|6 Lodge Street,
Bristol, BS1 5LR,
Tel: +44 (0) 117 927 9391
Press Release – 20 November 2017
Chile’s indigenous Mapuche communities are bracing themselves for a new right-wing President after Sebastian Piñera won the first round of presidential elections. The elections, which were held on Sunday 19th November 2017, saw three main candidates vying for the Presidency: Sebastian Piñera from Chile Vamos, Alejandro Guillier from Nueva Mayoría and Beatriz Sánchez from Frente Amplio. However, opinion polling had long suggested that Sebastian Piñera, a businessman and former President of Chile with a net worth of around $2.7 billion USD, would win the first round of the primary election.
Disappointingly Chilean-Mapuche Relations have not been high on the electoral agenda. Sebastian Piñera however, has been vocal about zealously applying ‘anti-terrorism’ laws. The Anti-Terrorist Law, or Law 18.314, was enacted under Chilean dictator Augusto Pinochet in 1984 as a way of suppressing political dissent. The law enables the prosecution to withhold evidence from the defendant for up to six months and allows the accused to be convicted based solely on unidentifiable witness testimony. This is one of the most controversial laws in Chilean history, and its continued use has put into question Chile’s commitment to human rights. Outgoing president Michelle Bachelet has overseen the use of the anti-terrorism law recently, which has been applied by the police to detain Mapuche leaders without trial for long periods of time.
Controversially Piñera has vowed that if elected, he would apply harsher penalties to hunt down and prosecute. He has gone even further arguing that Law 18.314 “needs to be perfected to make it more efficacious, establishing the figure of the concealed agent as well as protected witnesses and informant, the terrorists should not be given even a millimetre of advantage; they must be combated with all the rigor of the law”.
In recent months under the ‘left leaning’ coalition presidency of Michelle Bachelet, conditions for the Mapuche have deteriorated considerably. Several Mapuche leaders were rounded up during a string of coordinated raids that have been viewed as aggression against the Mapuche. ‘Operation Huracán’ as it has been named, has further damaged already strained relations against a backdrop of Mapuche hunger strikes and escalating police brutality.

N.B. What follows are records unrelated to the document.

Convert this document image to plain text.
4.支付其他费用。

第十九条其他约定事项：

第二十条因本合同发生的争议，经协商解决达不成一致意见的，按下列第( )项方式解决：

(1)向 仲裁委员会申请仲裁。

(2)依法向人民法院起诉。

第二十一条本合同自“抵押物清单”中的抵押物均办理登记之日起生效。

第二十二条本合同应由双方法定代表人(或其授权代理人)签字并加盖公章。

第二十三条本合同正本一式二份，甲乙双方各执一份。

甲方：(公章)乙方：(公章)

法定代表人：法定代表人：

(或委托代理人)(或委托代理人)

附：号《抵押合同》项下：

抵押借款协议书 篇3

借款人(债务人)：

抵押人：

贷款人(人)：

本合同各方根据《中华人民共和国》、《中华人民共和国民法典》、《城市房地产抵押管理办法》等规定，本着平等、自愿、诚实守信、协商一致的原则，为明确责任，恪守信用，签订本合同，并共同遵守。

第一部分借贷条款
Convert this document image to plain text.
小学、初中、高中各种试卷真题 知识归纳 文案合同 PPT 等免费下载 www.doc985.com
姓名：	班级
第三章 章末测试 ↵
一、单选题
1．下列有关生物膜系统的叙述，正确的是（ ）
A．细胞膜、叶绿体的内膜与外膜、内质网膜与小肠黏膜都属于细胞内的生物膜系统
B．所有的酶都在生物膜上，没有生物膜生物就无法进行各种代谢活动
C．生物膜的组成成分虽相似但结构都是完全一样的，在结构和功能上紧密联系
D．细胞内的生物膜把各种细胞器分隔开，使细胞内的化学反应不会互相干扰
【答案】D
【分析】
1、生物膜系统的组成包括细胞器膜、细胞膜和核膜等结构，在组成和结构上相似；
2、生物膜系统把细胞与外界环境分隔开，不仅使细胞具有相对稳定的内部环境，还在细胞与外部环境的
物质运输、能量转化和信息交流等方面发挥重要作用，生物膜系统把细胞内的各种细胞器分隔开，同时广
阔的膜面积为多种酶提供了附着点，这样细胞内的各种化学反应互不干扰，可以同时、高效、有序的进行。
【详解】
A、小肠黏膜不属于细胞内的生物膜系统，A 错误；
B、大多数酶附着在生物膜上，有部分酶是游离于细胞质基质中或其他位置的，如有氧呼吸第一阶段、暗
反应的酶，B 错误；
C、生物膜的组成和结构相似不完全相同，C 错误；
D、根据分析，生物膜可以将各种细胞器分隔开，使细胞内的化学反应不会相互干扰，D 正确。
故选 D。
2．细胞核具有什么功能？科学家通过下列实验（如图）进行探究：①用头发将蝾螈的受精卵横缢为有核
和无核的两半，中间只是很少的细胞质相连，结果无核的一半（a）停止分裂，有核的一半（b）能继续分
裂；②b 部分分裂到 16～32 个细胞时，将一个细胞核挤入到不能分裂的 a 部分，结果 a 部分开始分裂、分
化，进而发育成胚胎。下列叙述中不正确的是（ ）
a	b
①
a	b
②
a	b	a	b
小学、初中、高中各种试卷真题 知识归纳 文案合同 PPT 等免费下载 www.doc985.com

Despite a public apology from President Bachelet to the Mapuche people, her government’s record has been heavily criticised by indigenous people and organisations.
On September the 23rd, eight of the most prominent and radical-autonomist Mapuche leaders were illegally and violently detained by Chilean state forces as part of a joint operation conducted by the Chilean National Intelligence Agency (ANI) and the Carabineros (the Chilean national police force). None of these leaders were provided with a formal detention order– the Carabineros argued that a ‘verbal detention warrant’ was sufficient. They have since been released.
Atus Mariqueo-Russell from the UK-based NGO Mapuche International Link commented: “We’ve seen hunger strikes, police brutality and extended detentions without charge under Chile’s left-leaning president. Yet Piñera’s recent rhetoric, and his reliance upon far-right supporters, points to the likelihood that his administration will lead to an escalation of violence towards the Mapuche and other indigenous peoples in Chile.”
Chile’s 2017 Presidential election marked the first time that Chile’s citizens abroad could vote. While the vote share in Chile was decisively in Piñera’s favour, in Europe the picture was very different. In The Netherlands, Germany, France and the United Kingdom Chilean citizens instead opted to vote for the left-wing populist platform of Beatriz Sánchez from Frente Amplio.
Atus Mariqueo-Russell said: “Many Chilean citizens came to Europe as refugees fleeing the brutal and British-backed regime of Augusto Pinochet. It is no surprise that these voters have now used their voices to reject the right-wing authoritarian program of Piñera.”
Fran Cancino, a member of Frente Amplio in London said: “The victory of Frente Amplio in London shows that there are many people here who think that the neoliberal character of Chilean politics must be changed. We are confident that our program is a force capable of overcoming the legacy of Pinochet’s ghost, and we are convinced that we can find justice and peace working together.”
Chile will now proceed to a run-off election between Alejandro Guillier and Sebastian Piñera on December 17th.
Carole Concha Bell
Public Relations officer
For more on the Mapuche situation in Chile:
Note to editors:
Mapuche International Link has noted that several journalists have failed to fact check and have published in their articles that the Mapuche have been involved in setting fire to trucks and arson attacks when these are simply allegations and in most cases turn out to be untrue. We would urge news sites to check facts as we have been a target of false reporting, further endangering the safety of our communities.